The Other Side of Something

Intuition INT 3416 2

 

 

 

 


1. Easy Way Out
2. Ode to the Working Man
3. Sweet Tea
4. No Where To Go
5. Professor Pork Phat
6. Walk into the Light
7. Way Out East
8. Dance of the Leprechaun
9. How The West Was Won
10. Kinda Green
11. Slippery Bigs Forever
Bill Evans – Saxes, vocals
Sam Bush – Mandolin, vocals (tracks 1-5, 7-9, 11)
Victor Wooten – Bass, vocals (tracks 1, 2, 4-9)
Dennis Chambers – Drums (tracks 1, 2, 4-9)
Ryan Cavanaugh – Banjo (tracks 1-6, 10, 11)
Christian Howes – Fiddle (tracks 1-10)
Pat Bergeson – Guitar (tracks 1, 2, 5, 6)
Mickey Raphael –Harmonica (tracks 1, 4, 5)
Clifford Carter – Keyboards (tracks 1-4)
Roger Squitero – Percussion (tracks 1, 2, 4, 10)
Vaneese Thomas – Background vocals (tracks 1, 2, 4)
Richard Bona – Bass (tracks 3, 10)
Joel Rosenblatt – Drums (tracks 3, 10, 11)
Bela Fleck – Banjo (tracks 7-10)
Jim Beard – Piano (track 7)
Randy Brecker – Trumpet (track 10)

Saxophonist Bill Evans's Soulgrass album last year was a pleasant surprise, intriguingly mixing elements of country music into jazz. This new album does the same thing but the proportion of the country element has increased considerably. Some tracks sound just like country songs with hints of saxophone, and Bill even sings on several tracks. He's a passable singer but nothing special in the vocal department, and the lyrics are not always clearly enunciated.

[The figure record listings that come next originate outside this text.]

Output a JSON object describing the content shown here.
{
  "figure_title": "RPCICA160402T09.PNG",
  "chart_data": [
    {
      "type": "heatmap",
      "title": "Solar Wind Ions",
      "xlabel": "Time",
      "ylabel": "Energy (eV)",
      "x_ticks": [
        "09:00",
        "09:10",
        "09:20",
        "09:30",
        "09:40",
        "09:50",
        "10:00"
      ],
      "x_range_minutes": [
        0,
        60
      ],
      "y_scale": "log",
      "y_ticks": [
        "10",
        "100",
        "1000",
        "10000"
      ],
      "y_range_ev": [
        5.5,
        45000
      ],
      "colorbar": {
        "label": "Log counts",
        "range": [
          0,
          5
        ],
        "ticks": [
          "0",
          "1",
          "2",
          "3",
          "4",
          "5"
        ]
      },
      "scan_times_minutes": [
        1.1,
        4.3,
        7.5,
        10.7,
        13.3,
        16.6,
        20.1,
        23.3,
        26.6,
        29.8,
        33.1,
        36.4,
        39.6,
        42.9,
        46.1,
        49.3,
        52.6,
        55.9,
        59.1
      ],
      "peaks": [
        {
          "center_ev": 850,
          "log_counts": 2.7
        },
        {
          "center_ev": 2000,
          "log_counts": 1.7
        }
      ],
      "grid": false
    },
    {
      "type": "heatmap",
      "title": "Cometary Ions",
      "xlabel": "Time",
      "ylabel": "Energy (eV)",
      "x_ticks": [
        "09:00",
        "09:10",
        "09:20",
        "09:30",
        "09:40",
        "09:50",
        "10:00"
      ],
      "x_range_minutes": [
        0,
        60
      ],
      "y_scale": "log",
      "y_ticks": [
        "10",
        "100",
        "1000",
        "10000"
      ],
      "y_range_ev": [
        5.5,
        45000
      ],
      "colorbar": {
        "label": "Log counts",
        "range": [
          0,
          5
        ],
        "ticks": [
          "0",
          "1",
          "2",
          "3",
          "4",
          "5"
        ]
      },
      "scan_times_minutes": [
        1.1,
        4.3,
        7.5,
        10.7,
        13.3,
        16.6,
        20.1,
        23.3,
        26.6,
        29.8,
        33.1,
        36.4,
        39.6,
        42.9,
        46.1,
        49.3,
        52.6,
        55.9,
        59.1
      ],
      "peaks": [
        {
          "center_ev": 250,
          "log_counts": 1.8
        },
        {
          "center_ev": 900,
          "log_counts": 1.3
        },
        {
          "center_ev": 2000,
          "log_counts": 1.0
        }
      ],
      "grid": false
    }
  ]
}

On the plus side, there's plenty of fine playing from a line-up of excellent musicians – notably banjo-players Ryan Cavanaugh and Bela Fleck (the latter outstanding on Dance of the Leprechaun). And Bill Evans himself contributes some fiery solos, taking the lion's share of the soloing. Sweet Tea is elevated by a thrilling bass guitar solo from Richard Bona, and Dennis Chambers's drumming adds characteristic punch to many numbers.

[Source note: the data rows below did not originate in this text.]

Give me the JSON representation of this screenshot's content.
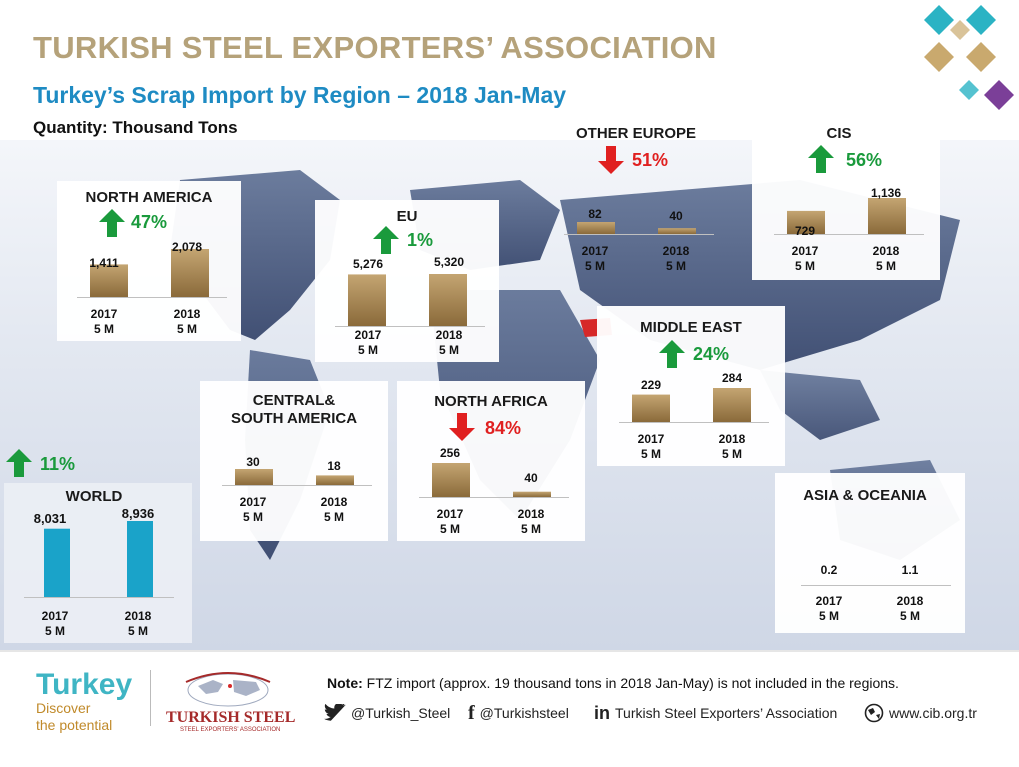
{
  "header": {
    "title": "TURKISH STEEL EXPORTERS’ ASSOCIATION",
    "subtitle": "Turkey’s Scrap Import by Region – 2018 Jan-May",
    "unit": "Quantity: Thousand Tons"
  },
  "colors": {
    "title": "#b5a27a",
    "subtitle": "#1e8bc3",
    "region_bar": "#a8854f",
    "world_bar": "#1aa3c9",
    "increase": "#1a9a3c",
    "decrease": "#e02020"
  },
  "chart_data": [
    {
      "type": "bar",
      "title": "NORTH AMERICA",
      "categories": [
        "2017\n5 M",
        "2018\n5 M"
      ],
      "values": [
        1411,
        2078
      ],
      "value_labels": [
        "1,411",
        "2,078"
      ],
      "change": "47%",
      "direction": "up"
    },
    {
      "type": "bar",
      "title": "EU",
      "categories": [
        "2017\n5 M",
        "2018\n5 M"
      ],
      "values": [
        5276,
        5320
      ],
      "value_labels": [
        "5,276",
        "5,320"
      ],
      "change": "1%",
      "direction": "up"
    },
    {
      "type": "bar",
      "title": "OTHER EUROPE",
      "categories": [
        "2017\n5 M",
        "2018\n5 M"
      ],
      "values": [
        82,
        40
      ],
      "value_labels": [
        "82",
        "40"
      ],
      "change": "51%",
      "direction": "down"
    },
    {
      "type": "bar",
      "title": "CIS",
      "categories": [
        "2017\n5 M",
        "2018\n5 M"
      ],
      "values": [
        729,
        1136
      ],
      "value_labels": [
        "729",
        "1,136"
      ],
      "change": "56%",
      "direction": "up"
    },
    {
      "type": "bar",
      "title": "MIDDLE EAST",
      "categories": [
        "2017\n5 M",
        "2018\n5 M"
      ],
      "values": [
        229,
        284
      ],
      "value_labels": [
        "229",
        "284"
      ],
      "change": "24%",
      "direction": "up"
    },
    {
      "type": "bar",
      "title": "CENTRAL&\nSOUTH AMERICA",
      "categories": [
        "2017\n5 M",
        "2018\n5 M"
      ],
      "values": [
        30,
        18
      ],
      "value_labels": [
        "30",
        "18"
      ],
      "change": "",
      "direction": ""
    },
    {
      "type": "bar",
      "title": "NORTH AFRICA",
      "categories": [
        "2017\n5 M",
        "2018\n5 M"
      ],
      "values": [
        256,
        40
      ],
      "value_labels": [
        "256",
        "40"
      ],
      "change": "84%",
      "direction": "down"
    },
    {
      "type": "bar",
      "title": "ASIA & OCEANIA",
      "categories": [
        "2017\n5 M",
        "2018\n5 M"
      ],
      "values": [
        0.2,
        1.1
      ],
      "value_labels": [
        "0.2",
        "1.1"
      ],
      "change": "",
      "direction": ""
    },
    {
      "type": "bar",
      "title": "WORLD",
      "categories": [
        "2017\n5 M",
        "2018\n5 M"
      ],
      "values": [
        8031,
        8936
      ],
      "value_labels": [
        "8,031",
        "8,936"
      ],
      "change": "11%",
      "direction": "up"
    }
  ],
  "footer": {
    "note_label": "Note:",
    "note_text": " FTZ import (approx. 19 thousand tons in 2018 Jan-May) is not included in the regions.",
    "twitter": "@Turkish_Steel",
    "facebook": "@Turkishsteel",
    "linkedin": "Turkish Steel Exporters’ Association",
    "website": "www.cib.org.tr",
    "brand_turkey": "Turkey",
    "brand_tagline": "Discover\nthe potential",
    "brand_tsea": "TURKISH STEEL",
    "brand_tsea_sub": "STEEL EXPORTERS' ASSOCIATION"
  },
  "icons": [
    "twitter-icon",
    "facebook-icon",
    "linkedin-icon",
    "globe-icon",
    "up-arrow-icon",
    "down-arrow-icon"
  ]
}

There's no denying the excitement of some of the instrumental tracks - like the tearaway Professor Pork Phat, with extrovert solos from Bill Evans and guitarist Pat Bergerson. You might call this music jazz-fusion, especially as it includes elements of rock technoflash as well as country and jazz. It is good to hear experiments fusing jazz with other genres, but the fusion of jazz and country was better managed by Gary Burton in his Tennessee Firebird album 40 years ago, where the jazz content was not dominated by the country component.